Date/Time: Fri Sep 20 15:07:12 CDT 2019
Name: Yichao 'Peak' Ji
Report Type: Public Review Issue
Opt Subject: UAX #29: Full width comma in WB11 and WB12
(Note: Re-open for PRI #396, as discussed in the Unicore mail list.) Actually I’ve submitted this issue before in PRI #355, but today I found a Review Note about the exact same thing, so please allow me to elaborate more: In English and other languages, we use commas in long numbers for better readability, and use comma plus a whitespace to separate clauses. But in Chinese, we use full width commas without any whitespace to separate clauses, and never use comma in numbers. U+FF0C FULLWIDTH COMMA and U+FF1B FULLWIDTH SEMICOLON as MidNum would prevent implementations from breaking legit Chinese clauses starting with digits after clauses ending with digits.
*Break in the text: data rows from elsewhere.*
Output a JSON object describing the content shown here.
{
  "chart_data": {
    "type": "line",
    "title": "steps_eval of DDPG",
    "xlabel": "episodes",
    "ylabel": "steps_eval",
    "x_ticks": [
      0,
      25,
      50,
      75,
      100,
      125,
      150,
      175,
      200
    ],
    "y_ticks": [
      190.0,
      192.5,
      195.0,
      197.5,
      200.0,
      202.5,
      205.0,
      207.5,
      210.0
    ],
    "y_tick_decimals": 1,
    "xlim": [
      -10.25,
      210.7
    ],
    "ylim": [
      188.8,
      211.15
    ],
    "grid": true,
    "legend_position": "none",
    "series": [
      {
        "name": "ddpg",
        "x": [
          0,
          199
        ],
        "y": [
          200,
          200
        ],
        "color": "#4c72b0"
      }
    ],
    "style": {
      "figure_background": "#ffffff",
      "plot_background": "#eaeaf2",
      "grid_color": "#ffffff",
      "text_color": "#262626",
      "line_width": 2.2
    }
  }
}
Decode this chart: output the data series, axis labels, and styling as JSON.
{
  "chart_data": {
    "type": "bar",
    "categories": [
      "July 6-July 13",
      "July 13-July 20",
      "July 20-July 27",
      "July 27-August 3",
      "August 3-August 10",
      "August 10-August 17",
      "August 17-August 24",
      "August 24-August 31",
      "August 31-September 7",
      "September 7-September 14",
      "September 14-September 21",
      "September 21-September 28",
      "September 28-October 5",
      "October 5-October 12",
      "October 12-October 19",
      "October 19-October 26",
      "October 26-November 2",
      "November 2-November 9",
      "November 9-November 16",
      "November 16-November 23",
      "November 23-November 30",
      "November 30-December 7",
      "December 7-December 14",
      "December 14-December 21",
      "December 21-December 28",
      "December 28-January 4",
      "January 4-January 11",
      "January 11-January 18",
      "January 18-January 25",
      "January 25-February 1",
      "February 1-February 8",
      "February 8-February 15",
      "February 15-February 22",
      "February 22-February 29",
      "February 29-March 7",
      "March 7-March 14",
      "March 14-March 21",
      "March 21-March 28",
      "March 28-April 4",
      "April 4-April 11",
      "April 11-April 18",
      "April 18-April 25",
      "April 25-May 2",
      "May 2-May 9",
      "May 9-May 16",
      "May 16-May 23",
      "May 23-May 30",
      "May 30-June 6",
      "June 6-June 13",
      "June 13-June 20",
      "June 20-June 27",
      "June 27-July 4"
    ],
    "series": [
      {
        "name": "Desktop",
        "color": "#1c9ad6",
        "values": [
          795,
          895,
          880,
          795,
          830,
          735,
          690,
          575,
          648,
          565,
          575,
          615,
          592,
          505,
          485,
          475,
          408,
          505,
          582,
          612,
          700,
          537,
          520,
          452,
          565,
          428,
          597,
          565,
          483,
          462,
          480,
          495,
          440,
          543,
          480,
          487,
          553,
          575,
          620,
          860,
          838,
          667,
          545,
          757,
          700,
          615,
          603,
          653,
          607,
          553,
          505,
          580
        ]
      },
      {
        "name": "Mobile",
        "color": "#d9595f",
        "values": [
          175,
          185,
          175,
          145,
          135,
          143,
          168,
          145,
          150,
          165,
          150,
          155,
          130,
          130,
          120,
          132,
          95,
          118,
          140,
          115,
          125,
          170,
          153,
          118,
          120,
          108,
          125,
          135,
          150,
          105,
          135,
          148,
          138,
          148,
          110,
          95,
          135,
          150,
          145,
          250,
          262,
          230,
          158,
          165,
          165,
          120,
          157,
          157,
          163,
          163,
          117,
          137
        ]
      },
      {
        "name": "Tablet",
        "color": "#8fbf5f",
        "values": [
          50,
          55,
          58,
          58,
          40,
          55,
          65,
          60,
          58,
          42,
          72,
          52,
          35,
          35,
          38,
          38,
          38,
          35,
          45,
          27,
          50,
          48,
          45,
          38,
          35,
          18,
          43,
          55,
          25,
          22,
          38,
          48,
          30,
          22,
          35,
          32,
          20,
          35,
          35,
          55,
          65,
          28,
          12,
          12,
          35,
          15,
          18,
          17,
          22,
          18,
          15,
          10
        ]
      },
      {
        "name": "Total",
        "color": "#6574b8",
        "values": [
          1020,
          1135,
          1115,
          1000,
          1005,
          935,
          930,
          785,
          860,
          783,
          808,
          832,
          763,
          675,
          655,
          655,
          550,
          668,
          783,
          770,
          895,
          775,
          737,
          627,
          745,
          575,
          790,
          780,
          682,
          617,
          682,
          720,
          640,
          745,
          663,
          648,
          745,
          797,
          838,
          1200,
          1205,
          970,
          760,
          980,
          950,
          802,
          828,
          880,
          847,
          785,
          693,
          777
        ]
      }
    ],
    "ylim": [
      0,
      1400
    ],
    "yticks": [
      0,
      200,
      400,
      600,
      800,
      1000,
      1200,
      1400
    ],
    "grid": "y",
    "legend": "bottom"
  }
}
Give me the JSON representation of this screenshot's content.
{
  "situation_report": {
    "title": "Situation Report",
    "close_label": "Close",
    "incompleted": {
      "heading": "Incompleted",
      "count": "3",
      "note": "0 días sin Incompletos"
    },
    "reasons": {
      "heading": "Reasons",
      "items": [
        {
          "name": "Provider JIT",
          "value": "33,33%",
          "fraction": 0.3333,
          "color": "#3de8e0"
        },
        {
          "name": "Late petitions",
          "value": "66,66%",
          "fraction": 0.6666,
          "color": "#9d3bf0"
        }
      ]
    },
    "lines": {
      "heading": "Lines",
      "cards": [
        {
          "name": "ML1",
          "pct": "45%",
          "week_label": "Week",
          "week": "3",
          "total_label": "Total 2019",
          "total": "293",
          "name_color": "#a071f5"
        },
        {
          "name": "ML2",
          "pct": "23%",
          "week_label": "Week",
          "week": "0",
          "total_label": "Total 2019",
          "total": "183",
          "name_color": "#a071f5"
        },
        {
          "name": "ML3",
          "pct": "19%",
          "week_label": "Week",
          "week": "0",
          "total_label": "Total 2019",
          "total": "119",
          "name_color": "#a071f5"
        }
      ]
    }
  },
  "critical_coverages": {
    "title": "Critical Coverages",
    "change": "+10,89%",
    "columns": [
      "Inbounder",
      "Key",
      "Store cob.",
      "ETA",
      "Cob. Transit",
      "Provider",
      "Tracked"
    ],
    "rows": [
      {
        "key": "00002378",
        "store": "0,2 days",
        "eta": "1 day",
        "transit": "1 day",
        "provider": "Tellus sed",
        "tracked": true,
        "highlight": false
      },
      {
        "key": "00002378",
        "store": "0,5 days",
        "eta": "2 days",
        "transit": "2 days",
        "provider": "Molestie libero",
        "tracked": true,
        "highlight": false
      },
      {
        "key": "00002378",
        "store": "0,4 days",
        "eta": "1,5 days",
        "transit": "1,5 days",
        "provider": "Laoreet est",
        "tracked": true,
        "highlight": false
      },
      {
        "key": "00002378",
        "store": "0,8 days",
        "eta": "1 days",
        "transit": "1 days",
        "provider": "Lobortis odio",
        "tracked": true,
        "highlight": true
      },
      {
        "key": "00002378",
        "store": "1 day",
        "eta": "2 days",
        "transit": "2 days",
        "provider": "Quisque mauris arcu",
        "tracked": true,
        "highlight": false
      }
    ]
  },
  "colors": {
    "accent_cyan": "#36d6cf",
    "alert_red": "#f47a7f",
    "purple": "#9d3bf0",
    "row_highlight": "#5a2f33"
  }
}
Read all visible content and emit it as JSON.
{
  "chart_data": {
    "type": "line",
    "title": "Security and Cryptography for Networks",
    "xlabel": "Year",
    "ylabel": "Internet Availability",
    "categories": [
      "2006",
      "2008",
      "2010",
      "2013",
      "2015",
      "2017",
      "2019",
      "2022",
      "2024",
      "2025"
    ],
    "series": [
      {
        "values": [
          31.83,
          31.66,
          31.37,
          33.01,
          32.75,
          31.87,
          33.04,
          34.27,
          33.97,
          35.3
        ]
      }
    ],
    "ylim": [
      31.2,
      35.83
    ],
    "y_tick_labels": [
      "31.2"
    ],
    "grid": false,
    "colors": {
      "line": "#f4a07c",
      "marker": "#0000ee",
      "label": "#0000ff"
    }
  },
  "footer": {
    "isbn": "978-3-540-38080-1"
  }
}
For example, “今晚19:30,2014大奖赛即将开幕” (The 2014 championship will start at 19:30), a weird “30,2014” token will be generated. This behavior affects a wide range of Chinese news articles, as I mentioned before in the report, we found more than 5k invalid tokens like these in a corpus of 2.8 million articles. AFAIK, Chinese is the only language using the full width variant. Japanese uses u+3001 (、) and Korean uses the ascii comma. So I’d say it’s safe to remove U+FF0C and U+FF1B from MidNum.